Continental drift
I AM forgive me forever hopeful, an aggravating
quirk that makes me easy prey for anyone selling something thus related.
And of course the joint Oregon Shakespeare Festival-Berkeley Repertory
Theatre Continental Divide project broke through my defenses,
despite the generally mediocre reviews it received last February,
when first staged. With eight months to work on problems, there was,
I felt, ample time to shore up the project.
I entered the Roda Theatre last month not just hoping for the best, but needing the best, too. Because in the eight months since Mothers Against and Daughters of the Revolution debuted in Ashland, Ore., our world has been dramatically altered. And what does that have to do with Continental Divide? Well, where else but art are we to turn to find human truths necessary to guide us from daybreak to sunset? Certainly Matt Gonzalez notwithstanding we can't expect to find them bursting forth from the same stinking congressional halls that have led the country into war and given it the USA PATRIOT Act. I don't know how anyone else copes, but art theater in particular plays a big role in my world.
Three weeks ago I watched embedded reporters riding with police squads as they chased down opponents of globalization who were shot with wooden or rubber bullets, beaten, arrested, and jailed. The action took place in Miami, not Baghdad, and when history looks back to see what "we learned," it won't say a word about Miami. But the counterhistory, found in whispers, welts, scars, and someday, I'm sure, in art, will note the occasion and point to the PATRIOT Act.
And what does Continental Divide have to do with all this? Well, during the 1980s I survived on a steady diet of the Eureka Theatre, where Tony Taccone and Lorri Holt were principals. Their presence meant that I should expect strong work. And early in the next decade, both were involved with Kushner's Angels in America, a towering, transforming, liberating piece of theater whose unique qualities include an implicit belief, no matter how torn and fragile, that an essential good lurks somewhere in the corners of humanity's heart. Holt wrote about Continental Divide in the October 2003 issue of American Theater Magazine an interesting and instructive piece that quotes Taccone a number of times. Perhaps the forest was being obscured by a tree or two when he said, "[Political consultants are] engaged in the real world, they're engaged in a belief system that absolutely, every day, has to invest in the hypothesis that you can make a difference."

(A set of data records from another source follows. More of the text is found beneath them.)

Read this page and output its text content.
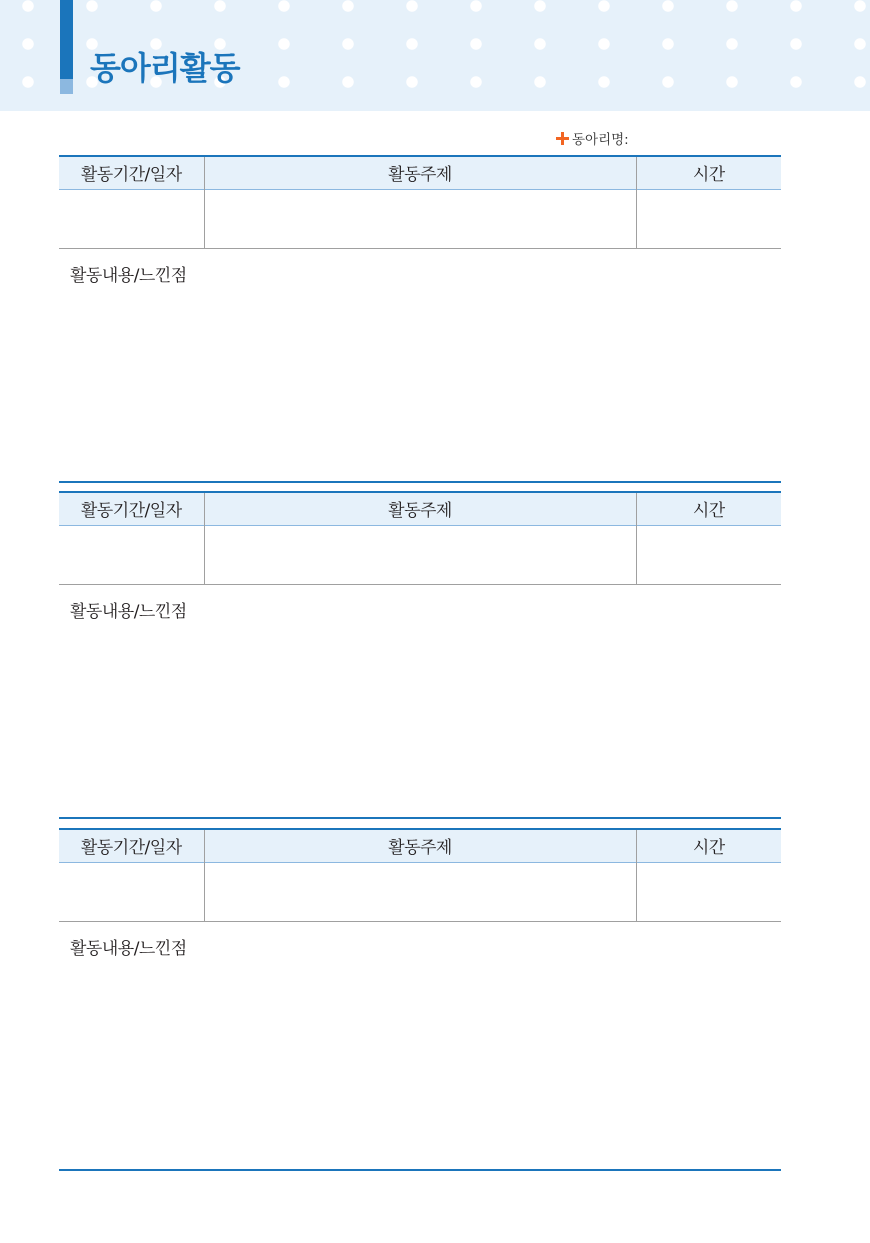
동아리활동
동아리명:
활동기간/일자	활동주제	시간

활동내용/느낀점
활동기간/일자	활동주제	시간

활동내용/느낀점
활동기간/일자	활동주제	시간

활동내용/느낀점
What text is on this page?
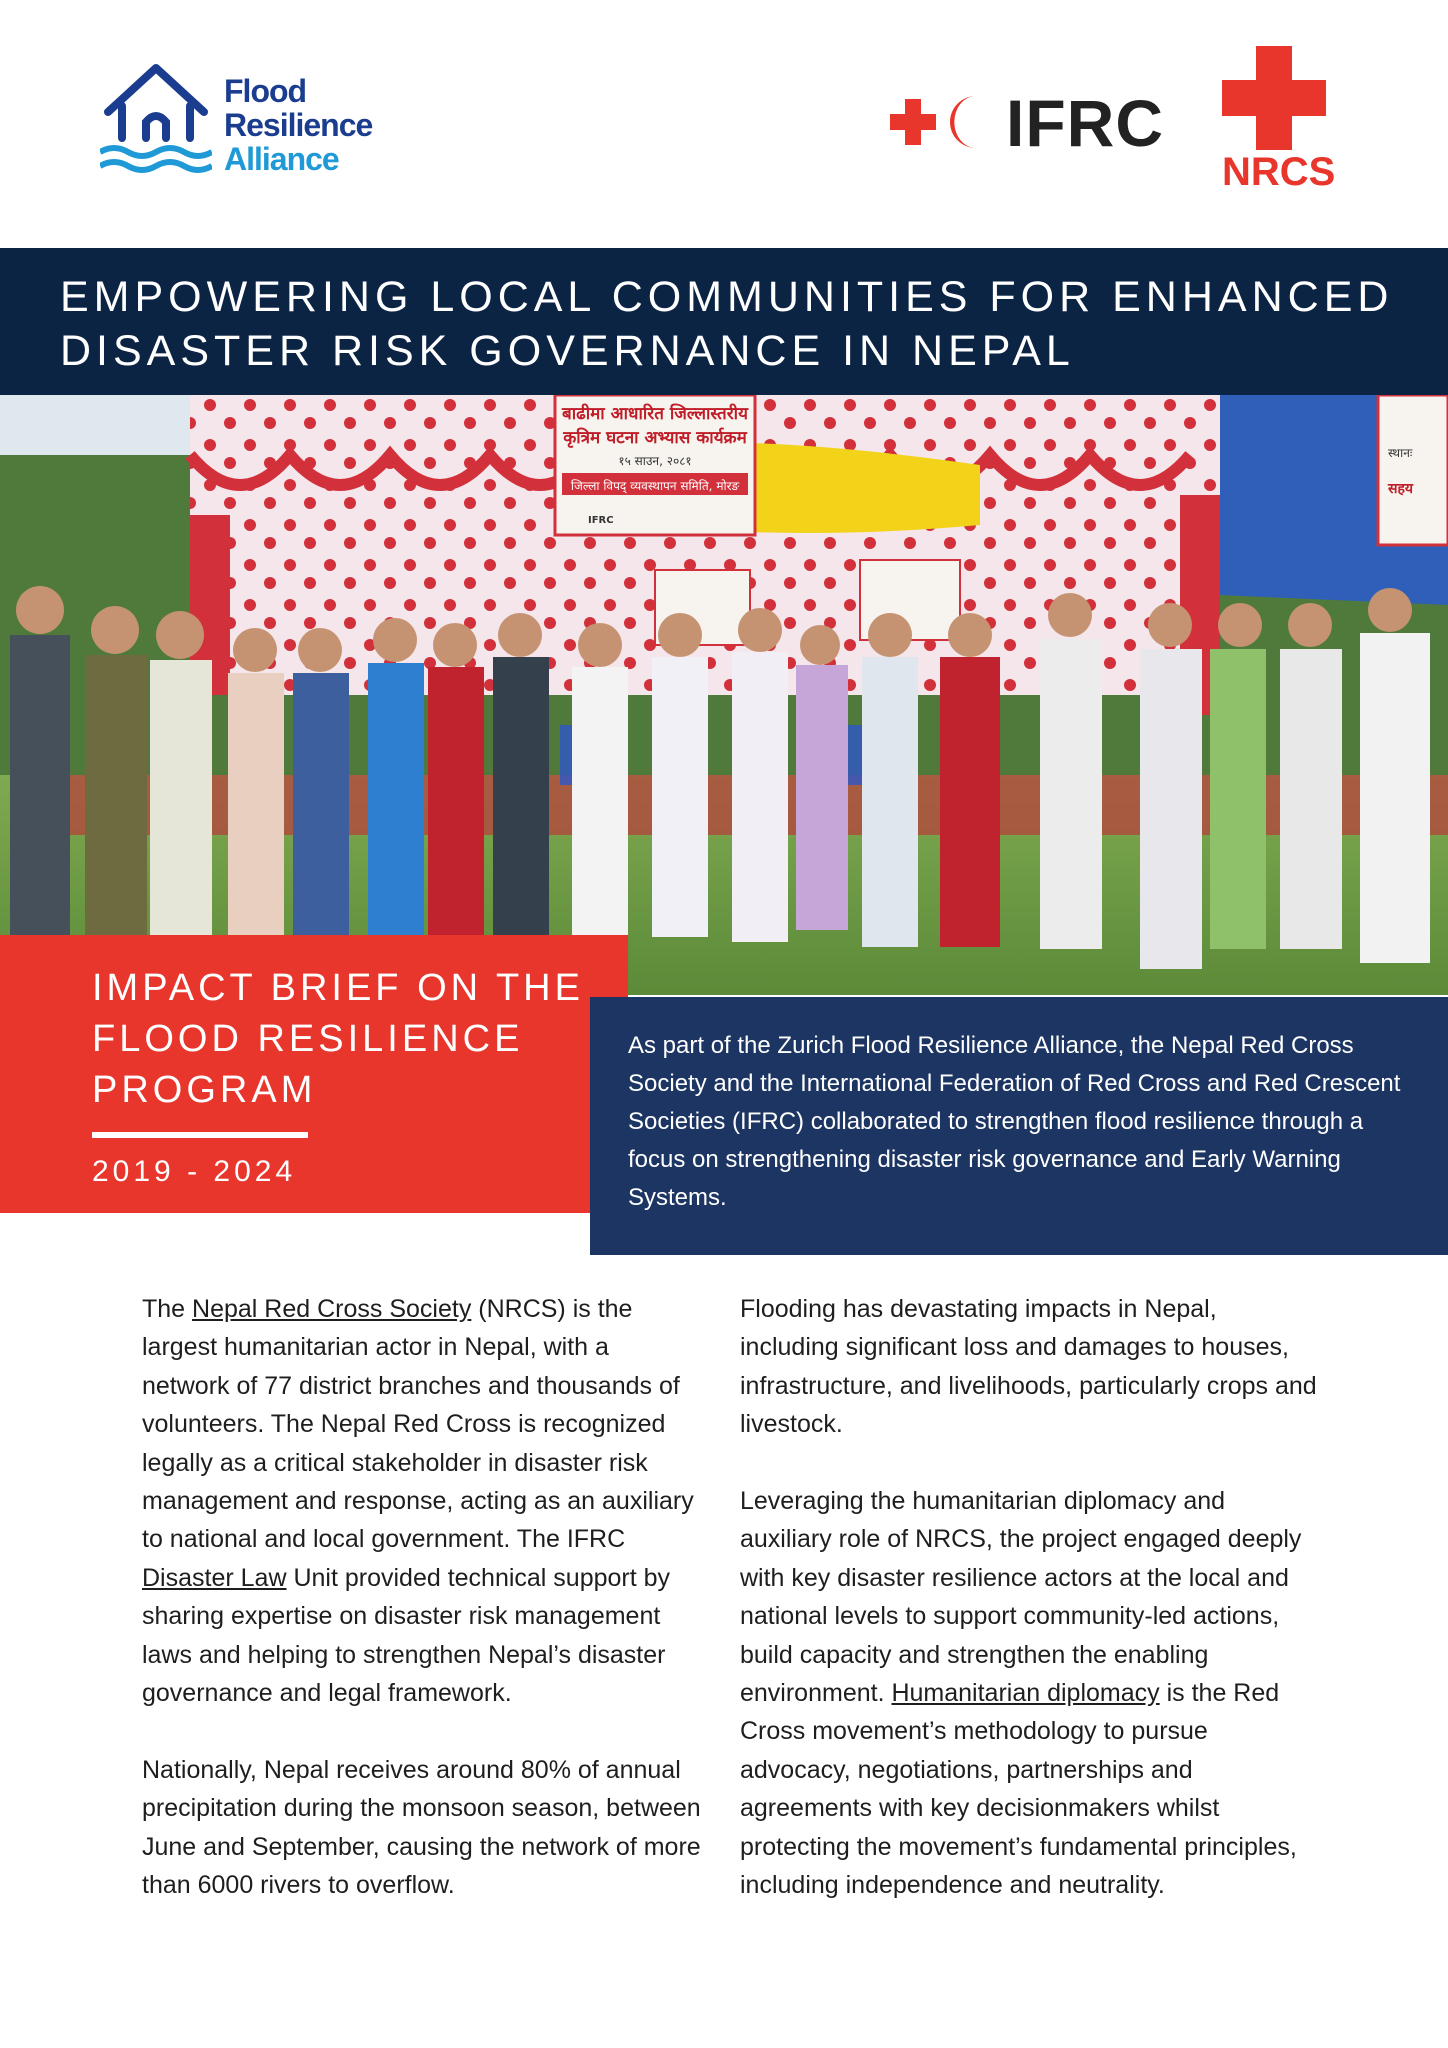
Flood
Resilience
Alliance	IFRC
NRCS
EMPOWERING LOCAL COMMUNITIES FOR ENHANCED DISASTER RISK GOVERNANCE IN NEPAL
बाढीमा आधारित जिल्लास्तरीय
कृत्रिम घटना अभ्यास कार्यक्रम
१५ साउन, २०८१
जिल्ला विपद् व्यवस्थापन समिति, मोरङ
IFRC
स्थानः
सहय
IMPACT BRIEF ON THE FLOOD RESILIENCE PROGRAM
2019 - 2024

As part of the Zurich Flood Resilience Alliance, the Nepal Red Cross Society and the International Federation of Red Cross and Red Crescent Societies (IFRC) collaborated to strengthen flood resilience through a focus on strengthening disaster risk governance and Early Warning Systems.

The Nepal Red Cross Society (NRCS) is the largest humanitarian actor in Nepal, with a network of 77 district branches and thousands of volunteers. The Nepal Red Cross is recognized legally as a critical stakeholder in disaster risk management and response, acting as an auxiliary to national and local government. The IFRC Disaster Law Unit provided technical support by sharing expertise on disaster risk management laws and helping to strengthen Nepal’s disaster governance and legal framework.

Nationally, Nepal receives around 80% of annual precipitation during the monsoon season, between June and September, causing the network of more than 6000 rivers to overflow.

Flooding has devastating impacts in Nepal, including significant loss and damages to houses, infrastructure, and livelihoods, particularly crops and livestock.

Leveraging the humanitarian diplomacy and auxiliary role of NRCS, the project engaged deeply with key disaster resilience actors at the local and national levels to support community-led actions, build capacity and strengthen the enabling environment. Humanitarian diplomacy is the Red Cross movement’s methodology to pursue advocacy, negotiations, partnerships and agreements with key decisionmakers whilst protecting the movement’s fundamental principles, including independence and neutrality.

But he also made statements like this: "I've come to think that politicians are the last place where any real change is going to come from, because of the structure of the world now. I think that to get elected now you are so entrenched…. Obviously that's not inspiring, but I do think it's absolutely the contradiction we all feel."
I couldn't agree more with this sentiment, but I didn't feel it much on opening night. It wasn't just that mad-dog political consultants have been old news since Lee Atwater, that the phrase "compromised politicians" is an oxymoron, and that opening any show with Jimi Hendrix playing "Star Spangled Banner" at Woodstock is a cliché of such proportion as to serve as a disclaimer. I used to think I knew what needed to be done about the world we find ourselves in. I no longer think that which is probably why artistic magic means more to me than ever before. And if magic is in short supply, then how about Utopia? In Kushner's essay "A Socialism of the Skin (Liberation Baby)," he quotes Oscar Wilde saying, "A map of the world that does not include Utopia is not even worth glancing at, for it leaves out the one country at which humanity is always landing." The plays I saw were heavy on chattering hacks and what's the fashionable word, "back-enders"? from the '60s, but Utopia wasn't on the map. The glance was certainly worthwhile, but I can't say much more than that.